They came to Woodstock from their similarly small town in Brittany on a mission: to see a sister city, one whose name graced a giant festival, the likes of which happens in their own town each year. The dozen or so students who came to town last week from Carhaix, France — which hosted a similar group of Onteora students last summer — were used to being compared to us because of the huge rock festival their community’s hosted since the 1990s.
Onteora French teacher Christi Nelsen and the high school French Club were the official hosts, after they had been welcomed in Carhaix last year.
The whole process got its start during recent town supervisor Jeff Moran’s first term, when he was asked by officials of the French prefecture to visit their community because it perceived a spiritual tie to Woodstock…and it was the host of a large festival (which this year hosted former Woodstock resident Bob Dylan as a headliner for an audience of 300,000 or so Europeans).
The trip almost got scuttled this year by flight complications that saw the Carhaisiens arriving via a number of European cities, then unexpectedly overnighting in a JFK Airport hotel before taking a morning at the Metropolitan Museum of Art in New York City and heading up here, where they’ve been attending barbecues, having official visits with Town Supervisor Jeremy Wilber, Woodstock Festival promoter Michael Lang, and meeting some French and Belgian filmmakers in Kerhonkson over their week’s stay. The visit with Lang was especially of interest, as it took place at Winston Farm, the site of the 1994 Woodstock 25th Anniversary festival.
On a hot, sunny morning, at the trailhead to Overlook, various community hosts were describing how it would be necessary to make enough noise to scare away bears and rattlesnakes. Which prompted a second description, with charades and sound effects, as to what rattlesnakes were.
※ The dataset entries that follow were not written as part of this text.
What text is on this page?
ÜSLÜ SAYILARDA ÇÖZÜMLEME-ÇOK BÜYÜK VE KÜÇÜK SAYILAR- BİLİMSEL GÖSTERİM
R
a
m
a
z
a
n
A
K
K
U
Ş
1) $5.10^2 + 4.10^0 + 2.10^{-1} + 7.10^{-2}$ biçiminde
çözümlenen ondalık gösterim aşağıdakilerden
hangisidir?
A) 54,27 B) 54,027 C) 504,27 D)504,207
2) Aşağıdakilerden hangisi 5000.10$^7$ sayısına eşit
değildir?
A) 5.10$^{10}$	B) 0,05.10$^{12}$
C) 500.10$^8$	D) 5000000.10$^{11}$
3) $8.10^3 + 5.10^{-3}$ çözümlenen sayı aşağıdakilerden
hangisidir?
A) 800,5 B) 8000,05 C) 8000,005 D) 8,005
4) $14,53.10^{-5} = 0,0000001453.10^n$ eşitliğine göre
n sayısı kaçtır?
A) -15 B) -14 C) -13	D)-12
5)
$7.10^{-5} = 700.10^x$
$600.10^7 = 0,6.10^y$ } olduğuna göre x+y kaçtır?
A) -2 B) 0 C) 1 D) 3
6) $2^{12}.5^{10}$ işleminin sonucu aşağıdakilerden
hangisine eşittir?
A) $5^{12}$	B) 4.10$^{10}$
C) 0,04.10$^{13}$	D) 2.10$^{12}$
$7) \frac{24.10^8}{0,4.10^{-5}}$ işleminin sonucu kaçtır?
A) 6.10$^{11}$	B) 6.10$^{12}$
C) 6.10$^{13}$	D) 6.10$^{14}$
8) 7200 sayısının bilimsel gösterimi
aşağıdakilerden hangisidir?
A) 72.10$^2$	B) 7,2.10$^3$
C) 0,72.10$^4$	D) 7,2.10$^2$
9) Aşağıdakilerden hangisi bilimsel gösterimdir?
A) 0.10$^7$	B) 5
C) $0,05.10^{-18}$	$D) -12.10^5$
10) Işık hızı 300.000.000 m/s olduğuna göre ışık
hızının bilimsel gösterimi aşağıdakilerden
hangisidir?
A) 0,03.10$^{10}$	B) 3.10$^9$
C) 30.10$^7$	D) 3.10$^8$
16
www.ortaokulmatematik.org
Other activities in the area were to include a visit to the Ulster County Fair, tubing on the Esopus Creek, pizza and tacos, swimming at Big Deep and in the Millstream, a visit to the Center for Photography, time at KTD Monastery, and a second visit to New York where they’d see Cirque du Soleil at Radio City Music Hall, get a private tour of the Guggenheim, and a picnic in Central Park.
Everyone liked the weather while their chaperones shook their heads about the heat.
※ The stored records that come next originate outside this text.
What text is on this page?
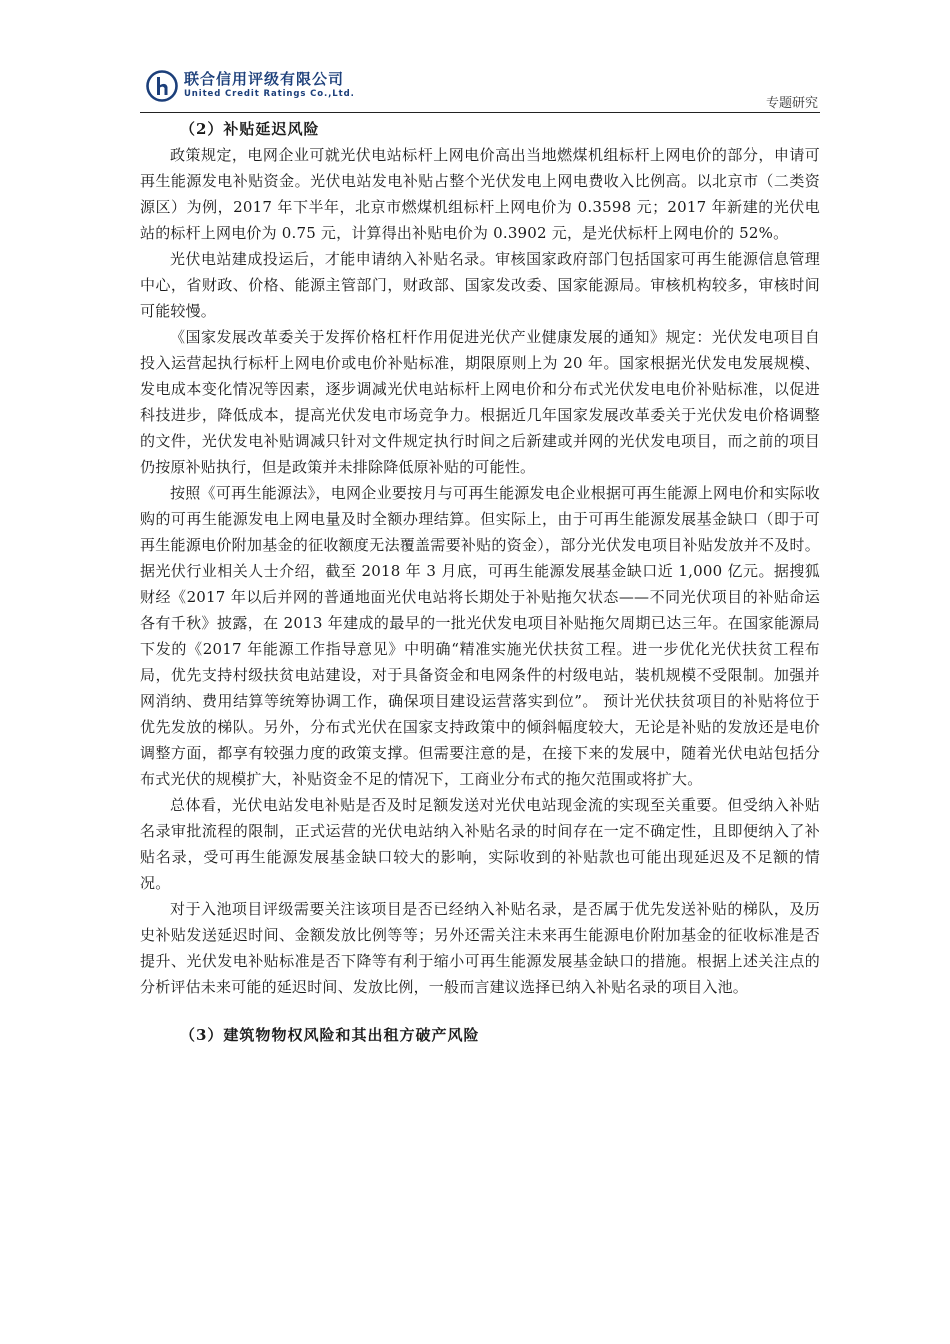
联合信用评级有限公司
United Credit Ratings Co.,Ltd.
专题研究

（2）补贴延迟风险

政策规定，电网企业可就光伏电站标杆上网电价高出当地燃煤机组标杆上网电价的部分，申请可再生能源发电补贴资金。光伏电站发电补贴占整个光伏发电上网电费收入比例高。以北京市（二类资源区）为例，2017 年下半年，北京市燃煤机组标杆上网电价为 0.3598 元；2017 年新建的光伏电站的标杆上网电价为 0.75 元，计算得出补贴电价为 0.3902 元，是光伏标杆上网电价的 52%。

光伏电站建成投运后，才能申请纳入补贴名录。审核国家政府部门包括国家可再生能源信息管理中心，省财政、价格、能源主管部门，财政部、国家发改委、国家能源局。审核机构较多，审核时间可能较慢。

《国家发展改革委关于发挥价格杠杆作用促进光伏产业健康发展的通知》规定：光伏发电项目自投入运营起执行标杆上网电价或电价补贴标准，期限原则上为 20 年。国家根据光伏发电发展规模、发电成本变化情况等因素，逐步调减光伏电站标杆上网电价和分布式光伏发电电价补贴标准，以促进科技进步，降低成本，提高光伏发电市场竞争力。根据近几年国家发展改革委关于光伏发电价格调整的文件，光伏发电补贴调减只针对文件规定执行时间之后新建或并网的光伏发电项目，而之前的项目仍按原补贴执行，但是政策并未排除降低原补贴的可能性。

按照《可再生能源法》，电网企业要按月与可再生能源发电企业根据可再生能源上网电价和实际收购的可再生能源发电上网电量及时全额办理结算。但实际上，由于可再生能源发展基金缺口（即于可再生能源电价附加基金的征收额度无法覆盖需要补贴的资金），部分光伏发电项目补贴发放并不及时。据光伏行业相关人士介绍，截至 2018 年 3 月底，可再生能源发展基金缺口近 1,000 亿元。据搜狐财经《2017 年以后并网的普通地面光伏电站将长期处于补贴拖欠状态——不同光伏项目的补贴命运各有千秋》披露，在 2013 年建成的最早的一批光伏发电项目补贴拖欠周期已达三年。在国家能源局下发的《2017 年能源工作指导意见》中明确“精准实施光伏扶贫工程。进一步优化光伏扶贫工程布局，优先支持村级扶贫电站建设，对于具备资金和电网条件的村级电站，装机规模不受限制。加强并网消纳、费用结算等统筹协调工作，确保项目建设运营落实到位”。 预计光伏扶贫项目的补贴将位于优先发放的梯队。另外，分布式光伏在国家支持政策中的倾斜幅度较大，无论是补贴的发放还是电价调整方面，都享有较强力度的政策支撑。但需要注意的是，在接下来的发展中，随着光伏电站包括分布式光伏的规模扩大，补贴资金不足的情况下，工商业分布式的拖欠范围或将扩大。

总体看，光伏电站发电补贴是否及时足额发送对光伏电站现金流的实现至关重要。但受纳入补贴名录审批流程的限制，正式运营的光伏电站纳入补贴名录的时间存在一定不确定性，且即便纳入了补贴名录，受可再生能源发展基金缺口较大的影响，实际收到的补贴款也可能出现延迟及不足额的情况。

对于入池项目评级需要关注该项目是否已经纳入补贴名录，是否属于优先发送补贴的梯队，及历史补贴发送延迟时间、金额发放比例等等；另外还需关注未来再生能源电价附加基金的征收标准是否提升、光伏发电补贴标准是否下降等有利于缩小可再生能源发展基金缺口的措施。根据上述关注点的分析评估未来可能的延迟时间、发放比例，一般而言建议选择已纳入补贴名录的项目入池。

（3）建筑物物权风险和其出租方破产风险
“You’ve got more sun than us,” said a young man. “But I miss the butter from back home.”
“You remind us of us,” said the first girl, with a smile, as everyone headed up the mountain.
What did the kids like best about their trip to date?
The fact that U.S. kids their age could drive, said one young lass. The Festival of the Voice and its diva match up between a French and American singer in Phoenicia, said another.
The students will be in town until the middle of the week of August 13.